This is an Italian film directed by Luca Guadagnino who was responsible for the excellent and intense Call Me by Your Name. This earlier film is actually the first part of what the director calls a trilogy and not only does it star Tilda Swinton but it appears that the well known Hollywood actress was heavily involved in every stage of the production. Unfortunately while this one is also about an intensely passionate romance, I found it too single-minded in its focus to really like.
Emma is a second generation member of the wealthy Recchi family in Milan. Russian-born, she is now married to Tancredi, eldest on of the family patriarch who founded the textile business that made them all rich. The family gathers one evening to celebrate the patriarch’s birthday and Emma’s son, Edoardo Jr., brings his girlfriend to meet his family. Antonio, a lowly cook, also makes an appearance. He had previously beaten Edoardo in some unnamed race earlier in the day much to everyone’s surprise and wanted to thank him for graciously admitting defeat by bringing a gift. The two become friends and Edoardo briefly introduces his mother to him. Some months later, Emma is having lunch in the restaurant where Antonio works and has a huge reaction. When she runs into him in the street in San Remo where his father owns some land, she feels an impulse to follow him. When he notices her, he offers to take her to his farm and predictably they begin having an affair.
As the film opens with lavish dinner party where we are introduced to a large number of characters all at once, it’s a little difficult to work out at first who the focus is on and where the story is going. There’s a bit of a Downton Abbey vibe as we watch the family members mingle while behind the scenes the many servants bustle to make sure everything runs perfectly. There are subplots aplenty, such as Emma realizing that her daughter is a lesbian, and Edoardo Jr. being at odds with his father over the direction of the firm after the death of the grandfather. But it is only when the affair kicks off between Emma and Antonio that you realize that this is indeed the focus of the entire film and everything else is a sideshow. The scene where Emma eats the food made by Antonio is singularly unlike any other shot in the film with its vivid colors and intense focus. I believe that the director’s intention is indeed to tell you that she falls in love with Antonio then and there just from eating that meal.
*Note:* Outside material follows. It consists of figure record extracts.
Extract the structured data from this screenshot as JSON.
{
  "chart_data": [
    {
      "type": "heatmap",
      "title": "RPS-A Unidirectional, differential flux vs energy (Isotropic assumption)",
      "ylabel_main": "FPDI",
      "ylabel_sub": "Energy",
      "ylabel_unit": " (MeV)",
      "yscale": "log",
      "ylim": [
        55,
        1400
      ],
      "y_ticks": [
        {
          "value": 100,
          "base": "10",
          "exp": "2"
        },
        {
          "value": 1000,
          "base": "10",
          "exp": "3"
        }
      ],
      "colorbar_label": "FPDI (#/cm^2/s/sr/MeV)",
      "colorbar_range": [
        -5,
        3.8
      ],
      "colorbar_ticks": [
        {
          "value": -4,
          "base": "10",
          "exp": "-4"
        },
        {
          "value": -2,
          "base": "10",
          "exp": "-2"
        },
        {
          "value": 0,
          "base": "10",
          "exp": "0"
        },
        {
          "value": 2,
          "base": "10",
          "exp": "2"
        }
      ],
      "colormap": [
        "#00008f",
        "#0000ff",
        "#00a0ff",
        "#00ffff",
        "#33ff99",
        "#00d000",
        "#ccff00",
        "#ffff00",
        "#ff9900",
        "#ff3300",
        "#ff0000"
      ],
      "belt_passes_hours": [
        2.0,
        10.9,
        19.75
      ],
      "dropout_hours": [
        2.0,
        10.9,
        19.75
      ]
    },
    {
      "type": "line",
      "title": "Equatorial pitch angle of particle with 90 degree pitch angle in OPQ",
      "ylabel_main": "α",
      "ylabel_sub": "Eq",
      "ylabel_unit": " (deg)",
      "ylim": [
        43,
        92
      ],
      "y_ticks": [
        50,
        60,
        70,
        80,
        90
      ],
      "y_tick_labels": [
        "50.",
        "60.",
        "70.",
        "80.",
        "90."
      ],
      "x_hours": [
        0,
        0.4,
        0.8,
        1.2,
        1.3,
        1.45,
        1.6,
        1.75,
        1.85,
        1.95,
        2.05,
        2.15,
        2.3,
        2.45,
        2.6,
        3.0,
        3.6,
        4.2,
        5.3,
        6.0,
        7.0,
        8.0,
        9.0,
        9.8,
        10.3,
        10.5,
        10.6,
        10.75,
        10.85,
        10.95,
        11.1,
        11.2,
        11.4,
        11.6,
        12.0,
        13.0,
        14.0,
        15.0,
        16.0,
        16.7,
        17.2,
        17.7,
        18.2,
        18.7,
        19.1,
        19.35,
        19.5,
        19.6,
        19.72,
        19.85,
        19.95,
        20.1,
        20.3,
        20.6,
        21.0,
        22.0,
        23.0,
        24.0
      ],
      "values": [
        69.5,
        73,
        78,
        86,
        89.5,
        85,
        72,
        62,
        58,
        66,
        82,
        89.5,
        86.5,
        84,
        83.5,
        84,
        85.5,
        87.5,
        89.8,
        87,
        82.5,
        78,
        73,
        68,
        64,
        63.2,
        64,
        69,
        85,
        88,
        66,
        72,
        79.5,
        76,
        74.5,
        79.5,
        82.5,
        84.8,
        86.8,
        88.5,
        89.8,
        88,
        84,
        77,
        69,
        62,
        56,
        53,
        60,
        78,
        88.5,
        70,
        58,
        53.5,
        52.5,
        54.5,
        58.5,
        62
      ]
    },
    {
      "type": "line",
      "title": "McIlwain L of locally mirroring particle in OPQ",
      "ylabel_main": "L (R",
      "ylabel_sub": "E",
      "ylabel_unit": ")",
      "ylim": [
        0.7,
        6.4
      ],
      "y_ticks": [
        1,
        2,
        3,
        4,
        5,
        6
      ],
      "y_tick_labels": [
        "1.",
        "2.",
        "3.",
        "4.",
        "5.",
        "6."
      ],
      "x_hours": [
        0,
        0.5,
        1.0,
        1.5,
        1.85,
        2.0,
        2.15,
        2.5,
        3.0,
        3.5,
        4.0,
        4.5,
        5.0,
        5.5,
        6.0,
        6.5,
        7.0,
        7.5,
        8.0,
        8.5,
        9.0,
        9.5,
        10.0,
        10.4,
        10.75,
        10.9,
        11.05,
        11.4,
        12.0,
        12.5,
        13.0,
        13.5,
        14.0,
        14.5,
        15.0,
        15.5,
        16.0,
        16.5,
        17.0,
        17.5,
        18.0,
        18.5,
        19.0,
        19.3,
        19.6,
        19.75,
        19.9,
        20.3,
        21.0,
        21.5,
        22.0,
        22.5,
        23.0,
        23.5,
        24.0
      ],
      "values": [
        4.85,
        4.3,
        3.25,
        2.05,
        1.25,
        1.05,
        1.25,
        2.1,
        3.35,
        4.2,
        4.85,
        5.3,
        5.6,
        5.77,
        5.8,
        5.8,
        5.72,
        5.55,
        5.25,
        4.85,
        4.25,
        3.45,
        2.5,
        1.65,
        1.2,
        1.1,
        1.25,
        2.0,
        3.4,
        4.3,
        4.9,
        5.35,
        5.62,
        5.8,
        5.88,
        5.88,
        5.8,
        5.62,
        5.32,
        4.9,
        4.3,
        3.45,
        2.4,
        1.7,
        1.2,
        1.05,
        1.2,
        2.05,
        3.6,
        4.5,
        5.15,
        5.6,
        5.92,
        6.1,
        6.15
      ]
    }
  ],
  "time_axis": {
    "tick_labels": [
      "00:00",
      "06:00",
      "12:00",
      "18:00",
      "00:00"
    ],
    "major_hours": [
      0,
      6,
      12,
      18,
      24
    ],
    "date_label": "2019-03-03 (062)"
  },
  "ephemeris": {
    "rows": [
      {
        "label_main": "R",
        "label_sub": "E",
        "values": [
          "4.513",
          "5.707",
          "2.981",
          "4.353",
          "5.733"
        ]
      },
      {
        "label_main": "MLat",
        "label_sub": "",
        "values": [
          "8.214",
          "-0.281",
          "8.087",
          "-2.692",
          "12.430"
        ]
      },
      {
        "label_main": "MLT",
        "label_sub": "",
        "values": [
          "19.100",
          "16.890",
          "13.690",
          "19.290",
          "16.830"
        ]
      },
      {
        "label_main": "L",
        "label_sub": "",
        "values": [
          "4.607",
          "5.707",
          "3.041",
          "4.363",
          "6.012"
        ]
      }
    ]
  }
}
The director’s commitment to raw, unbridled passion is something to behold and is what makes him stand out. Every time Emma and Antonio meet, sparks fly as the film practically goes into sensory overload with pure sensuality. Food, music, light, everything goes and the film practically visualizes the sensation of skin on skin contact. The director even goes one step further and embodies the love between Emma and her son in the form of a childhood favorite dish. So when Emma teaches Antonio how to make that dish, Edoardo immediately perceives it as a betrayal. Yet as powerful as Emma’s emotions are, it feels too simple to hang an entire film around. While we get know plenty of details of Emma’s life, we know almost nothing of Antonio’s. Yet that is part of the director’s point that it doesn’t matter. All of Emma’s other ties, to her home and to her family members, pale to nothing in the heat of passion. That’s just a very difficult philosophy of life for me to accept.
All this is to say that I don’t much like this film at all. It’s true that it’s beautiful and well made and there is intelligence and thought put into creating the fictional Recchi family and developing the dynamics of their relationships. So it feels strange and wasteful to me for the director to just declare that all of that doesn’t matter when one is truly in love. Call Me by Your Name is just so much more mature in its outlook with its message that there is a time and place for such passion, but it doesn’t have to rule our whole lives.